Venditti Rossella, Scanu Tiziana, Santoro Michele, Di Tullio Giuseppe, Spaar Alexander, Gaibisso Renato, Beznoussenko Galina V, Mironov Alexander A, Mironov Alexander, Zelante Leopoldo, Piemontese Maria Rosaria, Notarangelo Angelo, Malhotra Vivek, Vertel Barbara M, Wilson Cathal, De Matteis Maria Antonietta
Telethon Institute of Genetics and Medicine, Naples, Italy.
Science. 2012 Sep 28;337(6102):1668-72. doi: 10.1126/science.1224947.
Newly synthesized proteins exit the endoplasmic reticulum (ER) via coat protein complex II (COPII) vesicles. Procollagen (PC), however, forms prefibrils that are too large to fit into typical COPII vesicles; PC thus needs large transport carriers, which we term megacarriers. TANGO1 assists PC packing, but its role in promoting the growth of megacarriers is not known. We found that TANGO1 recruited Sedlin, a TRAPP component that is defective in spondyloepiphyseal dysplasia tarda (SEDT), and that Sedlin was required for the ER export of PC. Sedlin bound and promoted efficient cycling of Sar1, a guanosine triphosphatase that can constrict membranes, and thus allowed nascent carriers to grow and incorporate PC prefibrils. This joint action of TANGO1 and Sedlin sustained the ER export of PC, and its derangement may explain the defective chondrogenesis underlying SEDT.
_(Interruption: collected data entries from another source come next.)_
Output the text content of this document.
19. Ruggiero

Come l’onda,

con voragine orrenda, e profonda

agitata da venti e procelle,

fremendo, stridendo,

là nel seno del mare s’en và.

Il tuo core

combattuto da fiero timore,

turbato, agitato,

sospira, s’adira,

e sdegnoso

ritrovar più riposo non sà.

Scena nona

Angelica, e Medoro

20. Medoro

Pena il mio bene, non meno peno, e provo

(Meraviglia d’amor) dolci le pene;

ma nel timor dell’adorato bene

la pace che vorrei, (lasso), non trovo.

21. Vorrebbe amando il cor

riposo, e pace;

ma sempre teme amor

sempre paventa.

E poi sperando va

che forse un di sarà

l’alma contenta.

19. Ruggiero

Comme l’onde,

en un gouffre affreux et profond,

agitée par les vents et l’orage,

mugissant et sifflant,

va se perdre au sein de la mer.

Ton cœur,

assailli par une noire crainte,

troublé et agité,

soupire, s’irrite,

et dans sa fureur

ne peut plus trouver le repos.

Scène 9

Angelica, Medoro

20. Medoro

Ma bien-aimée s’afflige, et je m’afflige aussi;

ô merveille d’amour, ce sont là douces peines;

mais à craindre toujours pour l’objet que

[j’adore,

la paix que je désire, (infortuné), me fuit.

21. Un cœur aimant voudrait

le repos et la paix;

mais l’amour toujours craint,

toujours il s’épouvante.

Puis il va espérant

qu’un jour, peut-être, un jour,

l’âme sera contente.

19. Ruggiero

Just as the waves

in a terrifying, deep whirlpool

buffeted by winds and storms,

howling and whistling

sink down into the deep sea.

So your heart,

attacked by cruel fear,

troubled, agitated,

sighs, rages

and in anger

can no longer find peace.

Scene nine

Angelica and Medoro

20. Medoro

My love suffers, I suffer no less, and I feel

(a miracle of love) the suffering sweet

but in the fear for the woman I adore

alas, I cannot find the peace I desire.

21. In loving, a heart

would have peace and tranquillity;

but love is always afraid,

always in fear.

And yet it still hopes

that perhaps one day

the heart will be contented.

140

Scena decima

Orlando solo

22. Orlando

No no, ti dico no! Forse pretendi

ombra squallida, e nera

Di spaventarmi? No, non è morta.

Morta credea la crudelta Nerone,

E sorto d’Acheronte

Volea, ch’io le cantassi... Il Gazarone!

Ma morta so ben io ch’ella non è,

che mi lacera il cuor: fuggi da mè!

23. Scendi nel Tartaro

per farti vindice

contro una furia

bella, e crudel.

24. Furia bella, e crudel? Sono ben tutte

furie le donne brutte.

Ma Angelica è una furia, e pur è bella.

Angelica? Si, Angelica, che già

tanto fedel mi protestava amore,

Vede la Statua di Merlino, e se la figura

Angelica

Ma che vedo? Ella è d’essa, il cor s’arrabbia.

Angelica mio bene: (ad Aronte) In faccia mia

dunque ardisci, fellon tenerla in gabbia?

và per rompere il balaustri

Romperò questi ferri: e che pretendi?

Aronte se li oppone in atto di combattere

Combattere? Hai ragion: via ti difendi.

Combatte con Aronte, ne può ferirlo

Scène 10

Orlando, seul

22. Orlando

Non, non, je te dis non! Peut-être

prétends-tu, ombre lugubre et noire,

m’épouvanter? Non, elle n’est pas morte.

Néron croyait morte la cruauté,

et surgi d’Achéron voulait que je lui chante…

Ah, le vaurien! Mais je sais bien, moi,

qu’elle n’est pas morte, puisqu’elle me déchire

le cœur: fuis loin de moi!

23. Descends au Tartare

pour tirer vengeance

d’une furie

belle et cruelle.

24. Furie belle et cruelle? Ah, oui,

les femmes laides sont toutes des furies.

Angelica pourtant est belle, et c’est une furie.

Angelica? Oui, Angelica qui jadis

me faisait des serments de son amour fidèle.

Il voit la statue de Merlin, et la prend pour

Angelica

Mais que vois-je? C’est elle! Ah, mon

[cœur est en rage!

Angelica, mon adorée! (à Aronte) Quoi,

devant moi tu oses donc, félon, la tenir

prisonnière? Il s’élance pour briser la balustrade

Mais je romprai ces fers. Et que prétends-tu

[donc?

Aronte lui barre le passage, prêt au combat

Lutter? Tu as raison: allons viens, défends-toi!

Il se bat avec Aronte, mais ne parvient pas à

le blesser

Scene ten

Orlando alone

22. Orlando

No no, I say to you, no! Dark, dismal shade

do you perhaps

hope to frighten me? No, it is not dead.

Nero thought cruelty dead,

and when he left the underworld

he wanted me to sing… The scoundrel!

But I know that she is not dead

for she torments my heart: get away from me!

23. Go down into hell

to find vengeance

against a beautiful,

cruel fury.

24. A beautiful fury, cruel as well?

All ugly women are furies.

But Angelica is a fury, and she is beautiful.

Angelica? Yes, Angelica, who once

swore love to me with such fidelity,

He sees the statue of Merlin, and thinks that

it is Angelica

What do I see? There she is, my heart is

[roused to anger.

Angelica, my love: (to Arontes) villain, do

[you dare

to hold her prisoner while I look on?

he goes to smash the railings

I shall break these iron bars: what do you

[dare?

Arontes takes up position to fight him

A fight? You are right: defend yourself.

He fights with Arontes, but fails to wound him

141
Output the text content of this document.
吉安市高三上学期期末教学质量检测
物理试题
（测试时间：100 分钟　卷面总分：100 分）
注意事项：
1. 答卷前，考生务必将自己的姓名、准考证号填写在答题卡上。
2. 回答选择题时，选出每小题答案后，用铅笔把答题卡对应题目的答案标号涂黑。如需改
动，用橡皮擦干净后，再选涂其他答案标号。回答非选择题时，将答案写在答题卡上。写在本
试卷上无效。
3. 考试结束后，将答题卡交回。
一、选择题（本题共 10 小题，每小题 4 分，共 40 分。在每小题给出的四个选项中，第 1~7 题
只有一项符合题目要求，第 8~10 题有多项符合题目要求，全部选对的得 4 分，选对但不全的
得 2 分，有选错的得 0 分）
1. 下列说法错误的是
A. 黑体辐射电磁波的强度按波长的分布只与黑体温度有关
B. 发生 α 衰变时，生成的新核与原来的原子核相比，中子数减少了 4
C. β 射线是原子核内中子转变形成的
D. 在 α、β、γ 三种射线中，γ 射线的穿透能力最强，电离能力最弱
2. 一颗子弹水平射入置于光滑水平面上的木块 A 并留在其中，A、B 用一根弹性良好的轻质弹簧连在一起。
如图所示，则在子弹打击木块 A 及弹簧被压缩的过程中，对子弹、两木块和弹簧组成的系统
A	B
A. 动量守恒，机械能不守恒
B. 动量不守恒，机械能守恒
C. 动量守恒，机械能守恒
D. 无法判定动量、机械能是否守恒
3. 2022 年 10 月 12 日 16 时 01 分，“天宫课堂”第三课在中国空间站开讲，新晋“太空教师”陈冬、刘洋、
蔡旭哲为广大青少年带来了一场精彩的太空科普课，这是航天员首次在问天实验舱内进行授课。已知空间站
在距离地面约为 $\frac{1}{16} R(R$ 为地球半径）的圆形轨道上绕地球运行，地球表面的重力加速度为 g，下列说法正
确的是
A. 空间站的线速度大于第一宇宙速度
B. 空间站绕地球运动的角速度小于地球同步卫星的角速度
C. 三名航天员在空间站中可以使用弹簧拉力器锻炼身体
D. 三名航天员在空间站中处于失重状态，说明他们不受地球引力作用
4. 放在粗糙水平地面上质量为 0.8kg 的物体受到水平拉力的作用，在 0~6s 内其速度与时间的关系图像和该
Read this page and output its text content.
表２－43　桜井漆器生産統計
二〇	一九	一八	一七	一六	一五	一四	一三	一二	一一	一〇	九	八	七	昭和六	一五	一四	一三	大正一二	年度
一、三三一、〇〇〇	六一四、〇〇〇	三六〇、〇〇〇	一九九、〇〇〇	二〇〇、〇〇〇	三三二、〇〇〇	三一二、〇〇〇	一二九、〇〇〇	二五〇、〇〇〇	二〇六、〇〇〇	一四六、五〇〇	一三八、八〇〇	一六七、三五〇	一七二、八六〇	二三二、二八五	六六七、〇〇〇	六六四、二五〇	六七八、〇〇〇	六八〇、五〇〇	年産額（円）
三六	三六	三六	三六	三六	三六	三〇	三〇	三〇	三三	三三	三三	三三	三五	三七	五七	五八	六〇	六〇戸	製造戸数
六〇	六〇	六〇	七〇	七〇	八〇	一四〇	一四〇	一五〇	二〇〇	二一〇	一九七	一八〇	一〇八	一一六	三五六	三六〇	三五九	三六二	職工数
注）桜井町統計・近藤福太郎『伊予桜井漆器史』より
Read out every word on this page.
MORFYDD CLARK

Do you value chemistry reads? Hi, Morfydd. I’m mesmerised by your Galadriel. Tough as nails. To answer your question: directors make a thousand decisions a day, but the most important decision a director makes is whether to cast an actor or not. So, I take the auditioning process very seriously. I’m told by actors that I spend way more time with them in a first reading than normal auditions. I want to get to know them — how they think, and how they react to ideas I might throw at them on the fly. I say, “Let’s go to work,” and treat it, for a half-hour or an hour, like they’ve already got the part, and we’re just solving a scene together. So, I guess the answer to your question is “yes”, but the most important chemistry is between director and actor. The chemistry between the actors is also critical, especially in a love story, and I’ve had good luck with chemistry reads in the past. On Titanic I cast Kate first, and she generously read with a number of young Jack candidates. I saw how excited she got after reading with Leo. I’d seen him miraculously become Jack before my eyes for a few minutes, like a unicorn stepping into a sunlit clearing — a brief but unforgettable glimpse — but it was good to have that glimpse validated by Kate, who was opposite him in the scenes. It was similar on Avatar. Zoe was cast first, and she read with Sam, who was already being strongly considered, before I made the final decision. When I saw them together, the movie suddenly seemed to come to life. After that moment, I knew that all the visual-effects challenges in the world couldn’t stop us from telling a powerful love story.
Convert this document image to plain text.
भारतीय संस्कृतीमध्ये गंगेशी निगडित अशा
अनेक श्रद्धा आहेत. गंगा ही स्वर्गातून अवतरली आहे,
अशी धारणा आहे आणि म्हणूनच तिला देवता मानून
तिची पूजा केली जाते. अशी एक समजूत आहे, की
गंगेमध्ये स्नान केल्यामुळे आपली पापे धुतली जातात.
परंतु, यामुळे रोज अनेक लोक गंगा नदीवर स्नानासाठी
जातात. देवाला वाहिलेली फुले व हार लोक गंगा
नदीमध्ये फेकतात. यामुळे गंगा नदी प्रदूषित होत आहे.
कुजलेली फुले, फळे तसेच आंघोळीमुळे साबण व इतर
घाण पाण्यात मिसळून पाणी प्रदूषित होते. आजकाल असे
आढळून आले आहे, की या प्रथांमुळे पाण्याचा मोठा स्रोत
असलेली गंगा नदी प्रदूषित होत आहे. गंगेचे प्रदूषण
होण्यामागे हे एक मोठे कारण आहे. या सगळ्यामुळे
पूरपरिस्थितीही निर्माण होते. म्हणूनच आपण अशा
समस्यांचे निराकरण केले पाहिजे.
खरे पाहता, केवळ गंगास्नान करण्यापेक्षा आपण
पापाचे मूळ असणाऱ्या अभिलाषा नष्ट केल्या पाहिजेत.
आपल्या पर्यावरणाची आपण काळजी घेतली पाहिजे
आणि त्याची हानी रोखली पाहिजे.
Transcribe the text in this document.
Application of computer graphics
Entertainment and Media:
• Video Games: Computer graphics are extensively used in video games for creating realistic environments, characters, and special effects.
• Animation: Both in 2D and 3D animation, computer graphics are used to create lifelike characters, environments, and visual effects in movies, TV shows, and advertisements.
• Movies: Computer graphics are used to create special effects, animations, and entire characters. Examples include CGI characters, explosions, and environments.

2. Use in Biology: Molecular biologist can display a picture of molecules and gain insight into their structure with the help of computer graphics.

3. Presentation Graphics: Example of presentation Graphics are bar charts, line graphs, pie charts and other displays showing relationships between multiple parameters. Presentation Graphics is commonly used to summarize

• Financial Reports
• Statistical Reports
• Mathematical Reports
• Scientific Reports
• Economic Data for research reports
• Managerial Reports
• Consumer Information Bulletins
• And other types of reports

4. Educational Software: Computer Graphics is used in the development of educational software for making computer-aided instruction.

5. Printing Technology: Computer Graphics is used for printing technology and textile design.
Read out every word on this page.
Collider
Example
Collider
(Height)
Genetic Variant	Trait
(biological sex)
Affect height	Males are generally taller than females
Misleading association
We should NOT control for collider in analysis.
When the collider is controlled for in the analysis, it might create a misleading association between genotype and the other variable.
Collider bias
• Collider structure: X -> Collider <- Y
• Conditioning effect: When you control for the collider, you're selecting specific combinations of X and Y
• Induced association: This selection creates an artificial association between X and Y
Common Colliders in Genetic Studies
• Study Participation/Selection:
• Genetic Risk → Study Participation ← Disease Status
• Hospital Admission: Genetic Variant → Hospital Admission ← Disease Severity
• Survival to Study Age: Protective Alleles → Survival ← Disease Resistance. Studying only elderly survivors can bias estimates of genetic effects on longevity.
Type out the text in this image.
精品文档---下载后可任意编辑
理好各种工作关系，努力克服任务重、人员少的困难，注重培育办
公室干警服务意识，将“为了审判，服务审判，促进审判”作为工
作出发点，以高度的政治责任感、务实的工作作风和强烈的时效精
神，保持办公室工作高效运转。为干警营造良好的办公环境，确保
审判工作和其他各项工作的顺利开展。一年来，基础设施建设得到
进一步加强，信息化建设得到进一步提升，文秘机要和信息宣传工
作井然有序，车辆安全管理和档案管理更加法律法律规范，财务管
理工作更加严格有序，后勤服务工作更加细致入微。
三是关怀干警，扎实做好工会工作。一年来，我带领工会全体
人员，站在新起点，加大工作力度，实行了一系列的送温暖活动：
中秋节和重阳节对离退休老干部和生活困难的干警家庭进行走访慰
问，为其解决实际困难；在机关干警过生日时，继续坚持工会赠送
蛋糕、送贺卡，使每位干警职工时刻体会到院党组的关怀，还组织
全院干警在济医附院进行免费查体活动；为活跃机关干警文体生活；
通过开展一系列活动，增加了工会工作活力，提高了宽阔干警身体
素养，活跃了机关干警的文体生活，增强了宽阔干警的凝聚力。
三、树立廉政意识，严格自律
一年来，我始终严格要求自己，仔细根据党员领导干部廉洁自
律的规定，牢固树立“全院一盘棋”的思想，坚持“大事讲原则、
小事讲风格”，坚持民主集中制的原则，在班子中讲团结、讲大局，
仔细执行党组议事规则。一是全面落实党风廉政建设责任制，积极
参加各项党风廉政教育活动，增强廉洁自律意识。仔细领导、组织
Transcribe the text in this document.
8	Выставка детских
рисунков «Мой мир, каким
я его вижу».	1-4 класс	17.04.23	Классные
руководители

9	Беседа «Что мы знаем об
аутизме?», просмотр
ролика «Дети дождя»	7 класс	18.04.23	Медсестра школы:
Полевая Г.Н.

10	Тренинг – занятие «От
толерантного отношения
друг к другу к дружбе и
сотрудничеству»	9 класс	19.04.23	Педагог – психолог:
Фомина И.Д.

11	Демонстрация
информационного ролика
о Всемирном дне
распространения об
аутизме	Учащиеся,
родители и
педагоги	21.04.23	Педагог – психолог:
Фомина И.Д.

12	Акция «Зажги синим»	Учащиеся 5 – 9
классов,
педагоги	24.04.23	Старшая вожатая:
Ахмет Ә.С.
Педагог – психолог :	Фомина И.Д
新合成的蛋白质通过II型被膜小泡蛋白复合物(COPII)囊泡离开内质网(ER)。然而,前胶原(PC)会形成太大而无法装入典型COPII囊泡的前原纤维;因此,PC需要大型运输载体,我们将其称为巨型载体。TANGO1协助PC包装,但其在促进巨型载体生长中的作用尚不清楚。我们发现,TANGO1招募了Sedlin,这是一种在迟发性脊椎骨骺发育不良(SEDT)中存在缺陷的TRAPP成分,并且Sedlin是PC从内质网输出所必需的。Sedlin结合并促进了Sar1(一种可收缩膜的鸟苷三磷酸酶)的高效循环,从而使新生载体得以生长并纳入PC前原纤维。TANGO1和Sedlin的这种联合作用维持了PC从内质网的输出,其紊乱可能解释了SEDT潜在的软骨生成缺陷。